É a segunda promoção consecutiva à II Liga para João Costa, pois, na última época, vestiu o azul do Belenenses. Em simultâneo, é a terceira subida do avançado em quatro anos, uma vez que representou o Estrela da Amadora no Campeonato de Portugal (CP) na temporada 2020/21, ainda antes da criação da Liga 3.

Para compreender esta carreira importa recuar até 2011, quando, pela mão do pai, João Costa se estreou na formação do Clube Atlético e Cultural da Pontinha, em Odivelas. Por lá permaneceu até ao verão de 2016, quando integrou a formação do Loures.

Dois anos volvidos, a temporada de 38 golos em 29 jogos na segunda divisão de juniores valeu o convite para integrar esse escalão no Vitória de Setúbal.

«Partilhei balneário com o Bruno Ventura – que joga no Leixões – e com o João Valido, do Arouca. Nesse ano fui morar para Setúbal e partilhei casa com o Filipe Podstawski – irmão de Tomás Podstawski, formado no FC Porto – e é uma das melhores amizades que o futebol me deu», detalha.

Ainda que tenha contribuído para a permanência no Nacional de Juniores, a passagem pelos sadinos não correu de feição.

«Foi complicado, não tinha clubes interessados. Felizmente, um antigo treinador arranjou um lugar no Bocal, nos distritais de Lisboa. Como adoro o que faço, encarei aquele desafio como uma oportunidade», recorda.

De Mafra, João Costa seguiu para o Sintra Football. Apenas momentaneamente, pois a estrutura fundiu-se com o Clube Desportivo Estrela, originando o Club Football Estrela da Amadora. Como tal, o avançado integrou os treinos do «Tricolor», somando minutos na equipa B.

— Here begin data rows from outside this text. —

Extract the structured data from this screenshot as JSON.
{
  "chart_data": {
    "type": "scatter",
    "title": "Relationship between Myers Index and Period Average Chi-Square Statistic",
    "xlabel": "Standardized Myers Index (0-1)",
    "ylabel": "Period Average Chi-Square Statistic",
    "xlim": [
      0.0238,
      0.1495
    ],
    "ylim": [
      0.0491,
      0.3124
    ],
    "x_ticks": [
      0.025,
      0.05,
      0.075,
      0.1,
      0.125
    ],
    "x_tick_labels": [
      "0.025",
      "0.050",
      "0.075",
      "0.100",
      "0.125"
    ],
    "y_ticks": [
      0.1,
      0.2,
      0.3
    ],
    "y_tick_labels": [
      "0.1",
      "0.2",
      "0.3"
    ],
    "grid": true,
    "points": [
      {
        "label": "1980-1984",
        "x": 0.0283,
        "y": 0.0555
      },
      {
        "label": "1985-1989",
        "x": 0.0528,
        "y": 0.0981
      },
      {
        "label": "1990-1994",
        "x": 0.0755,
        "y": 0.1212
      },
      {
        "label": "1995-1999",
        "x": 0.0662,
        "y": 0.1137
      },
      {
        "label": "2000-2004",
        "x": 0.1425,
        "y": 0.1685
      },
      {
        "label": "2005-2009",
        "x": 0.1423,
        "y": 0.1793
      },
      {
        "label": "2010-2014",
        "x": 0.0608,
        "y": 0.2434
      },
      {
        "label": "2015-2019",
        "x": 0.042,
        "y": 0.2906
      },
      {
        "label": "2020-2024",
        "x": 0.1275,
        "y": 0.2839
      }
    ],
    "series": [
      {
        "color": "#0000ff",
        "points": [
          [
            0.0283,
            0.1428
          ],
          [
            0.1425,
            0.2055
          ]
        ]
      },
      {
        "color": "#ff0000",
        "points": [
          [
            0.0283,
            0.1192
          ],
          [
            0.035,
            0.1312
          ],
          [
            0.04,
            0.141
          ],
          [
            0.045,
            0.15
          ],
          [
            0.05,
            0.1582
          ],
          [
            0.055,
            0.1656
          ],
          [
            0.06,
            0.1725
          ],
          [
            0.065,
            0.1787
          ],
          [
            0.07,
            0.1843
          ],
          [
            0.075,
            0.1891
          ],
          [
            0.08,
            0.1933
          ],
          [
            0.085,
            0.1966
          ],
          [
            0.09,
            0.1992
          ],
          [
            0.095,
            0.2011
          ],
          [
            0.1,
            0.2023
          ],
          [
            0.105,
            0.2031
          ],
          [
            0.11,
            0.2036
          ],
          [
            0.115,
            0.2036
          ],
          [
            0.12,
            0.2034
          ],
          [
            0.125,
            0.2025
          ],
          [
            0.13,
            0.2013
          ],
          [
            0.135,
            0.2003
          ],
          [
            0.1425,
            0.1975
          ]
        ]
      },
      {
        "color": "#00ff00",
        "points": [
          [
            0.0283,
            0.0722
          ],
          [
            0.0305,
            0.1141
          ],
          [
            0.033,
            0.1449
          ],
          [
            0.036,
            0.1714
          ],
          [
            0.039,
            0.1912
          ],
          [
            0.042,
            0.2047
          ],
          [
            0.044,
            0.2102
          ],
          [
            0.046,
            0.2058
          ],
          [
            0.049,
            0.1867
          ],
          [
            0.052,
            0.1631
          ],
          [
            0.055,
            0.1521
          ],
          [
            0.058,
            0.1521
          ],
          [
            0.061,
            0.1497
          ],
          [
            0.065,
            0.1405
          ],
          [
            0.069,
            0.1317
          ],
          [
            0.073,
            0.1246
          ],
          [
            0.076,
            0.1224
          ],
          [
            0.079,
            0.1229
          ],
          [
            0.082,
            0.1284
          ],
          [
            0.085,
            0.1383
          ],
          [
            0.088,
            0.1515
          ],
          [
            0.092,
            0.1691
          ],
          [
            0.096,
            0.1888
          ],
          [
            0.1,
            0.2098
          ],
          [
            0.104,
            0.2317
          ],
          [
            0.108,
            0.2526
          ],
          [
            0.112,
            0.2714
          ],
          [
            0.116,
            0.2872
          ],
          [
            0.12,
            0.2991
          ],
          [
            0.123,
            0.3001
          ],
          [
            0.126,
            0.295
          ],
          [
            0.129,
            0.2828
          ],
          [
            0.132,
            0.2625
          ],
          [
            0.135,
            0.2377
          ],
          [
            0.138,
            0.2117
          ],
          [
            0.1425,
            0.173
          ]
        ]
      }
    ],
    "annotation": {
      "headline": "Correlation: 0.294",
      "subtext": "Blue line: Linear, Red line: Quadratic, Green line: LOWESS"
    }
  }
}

Assim, aos 20 anos, voltou a brilhar na distrital, com 17 golos em 12 partidas. Em simultâneo, disputou dois encontros no CP, o que valeu o nome inscrito no plantel que devolveu o Estrela aos campeonatos profissionais.

«Foi um feliz acaso, jogar num histórico e treinar sempre com os mais experientes. E, agora, o Estrela está no patamar que merece», argumenta.

A subida em Belém e o «sim» ao Alverca

Após nova passagem por Loures, João Costa terminou o contrato com o Estrela, apontando a novas paragens no distrito. No verão de 2022 assinou por outro histórico, que também sonhava com o regresso aos patamares de outrora. Falamos, claro está, do Belenenses.

Para a quinta promoção consecutiva do emblema do Restelo, o avançado contribuiu com nove golos em 26 partidas.

«Consegui mais espaço e um impacto maior. A época foi bem conseguida, ia tendo minutos, tanto a titular como desde o banco. Poderia ter sido melhor, porque queria superar os golos que fiz [na distrital] pelo Loures (13)», recorda.

Celebrada nova subida, João Costa optou por cimentar legado na Liga 3. Como tal, não hesitou na hora de dizer «sim» ao Alverca.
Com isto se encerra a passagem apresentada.